Dalam dakwah kita tidak
dibenarkan menghina sesembahan selain Allah dan konsep agama yang
dilakukan oleh orang yang didakwahi, hal ini hanya akan menyebabkan
orang menjadi tersinggung perasaannya, meskipun ia tahu bahwa apa yang
disembahnya merupakan sesuatu yang salah, Allah SWT berfirman: Dan
janganlah kamu memaki sembahan-sembahan yang mereka sembah selain Allah,
karena mereka nanti akan memaki Allah dengan melampaui batas tanpa
pengetahuan Demikianlah kami jadikan setiap umat menganggap baik
pekerjaan mereka. Kemudian kepada Tuhan merekalah kembali mereka, lalu
dia memberitakan kepada mereka apa yang dahulu mereka kerjakan. (QS. Al An’am [6]:108).
3. Tidak Memaksa Pemeluk Agama Lain Untuk Masuk Islam.

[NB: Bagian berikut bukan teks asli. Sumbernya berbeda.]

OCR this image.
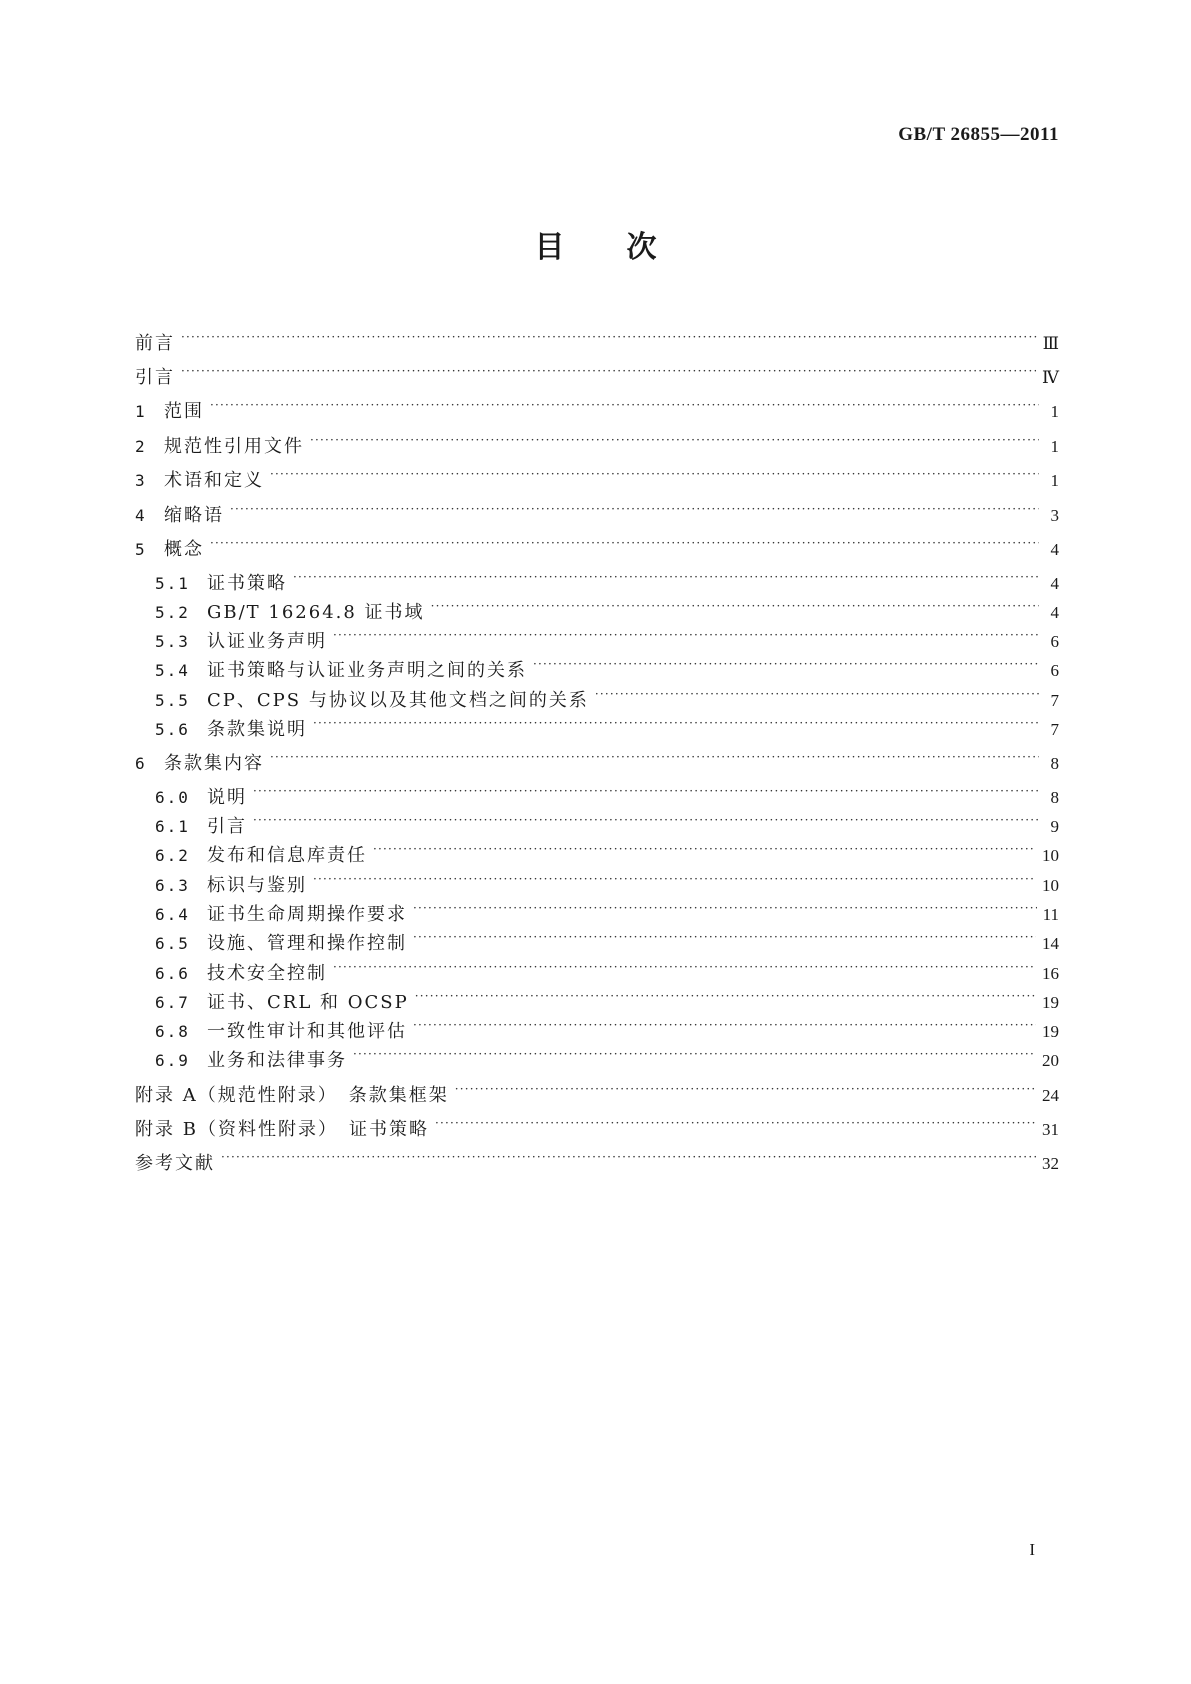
GB/T 26855—2011
目次
前言 ·····	Ⅲ
引言 ·····	Ⅳ
1	范围 ·····	1
2	规范性引用文件 ·····	1
3	术语和定义 ·····	1
4	缩略语 ·····	3
5	概念 ·····	4
5.1 证书策略 ·····	4
5.2 GB/T 16264.8 证书域 ·····	4
5.3 认证业务声明 ·····	6
5.4 证书策略与认证业务声明之间的关系 ·····	6
5.5 CP、CPS 与协议以及其他文档之间的关系 ·····	7
5.6 条款集说明 ·····	7
6	条款集内容 ·····	8
6.0 说明 ·····	8
6.1 引言 ·····	9
6.2 发布和信息库责任 ·····	10
6.3 标识与鉴别 ·····	10
6.4 证书生命周期操作要求 ·····	11
6.5 设施、管理和操作控制 ·····	14
6.6 技术安全控制 ·····	16
6.7 证书、CRL 和 OCSP ·····	19
6.8 一致性审计和其他评估 ·····	19
6.9 业务和法律事务 ·····	20
附录 A（规范性附录）　条款集框架 ·····	24
附录 B（资料性附录）　证书策略 ·····	31
参考文献 ·····	32
I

Bila manusia telah memilih
atau menganut suatu agama berdasarkan keyakinannya, maka meskipun kita
sangat ingin agar ia masuk Islam, tetap saja kita tidak dibenarkan untuk
memaksanya untuk masuk Islam, Allah SWT berfirman: Tidak ada paksaan untuk (memasuki) agama (Islam); sesungguhnya telah jelas jalan yang benar dari pada jalan yang sesat (QS Al Baqarah [2]:256).
Manakala seseorang sudah masuk
Islam, untuk melaksanakan ajaran Islam sebenarnya bukan dipaksa, tapi
harus disiplin dalam berislam dan untuk bias disiplin itu kadangkala
terasa ada unsure pemaksaan, pada hal itu hanyalah konsekuensi dan itu
berlaku dalam segala hal.
4. Memberikan Hak Beribadah Kepada Penganut Agama Lain.
Masyarakat yang plural
bukanlah masyarakat yang bingung tanpa keyakinan yang jelas, karena itu
dalam perkara ubudiyah atau peribadatan tidak bias dicampur-campur,
masing-masing penganut agama harus menjalankan peribadatan menurut
keyakinannya masing-masing. Rasulullah saw juga pernah diajak untuk
menjalankan peribadatan bersama dengan orang-orang kafir, namun dengan
tegas diarahkan oleh Allah SWT untuk tidak dipenuhi keinginan atau
ajakan itu sebagaimana firman-Nya: Katakanlah: “Hai orang-orang
kafir, aku tidak akan menyembah apa yang kamu sembah. Dan kamu bukan
penyembah Tuhan yang aku sembah. Dan aku tidak pernah menjadi penyembah
apa yang kamu sembah, dan kamu tidak pernah (pula) menjadi penyembah
Tuhan yang aku sembah. Untukmulah agamamu, dan untukku lahagamaku” (QS Al Kafirun [109]:1-6).
5. Menekankan Kembali Pada Al-Qur’an dan Sunnah Pada Umat Islam.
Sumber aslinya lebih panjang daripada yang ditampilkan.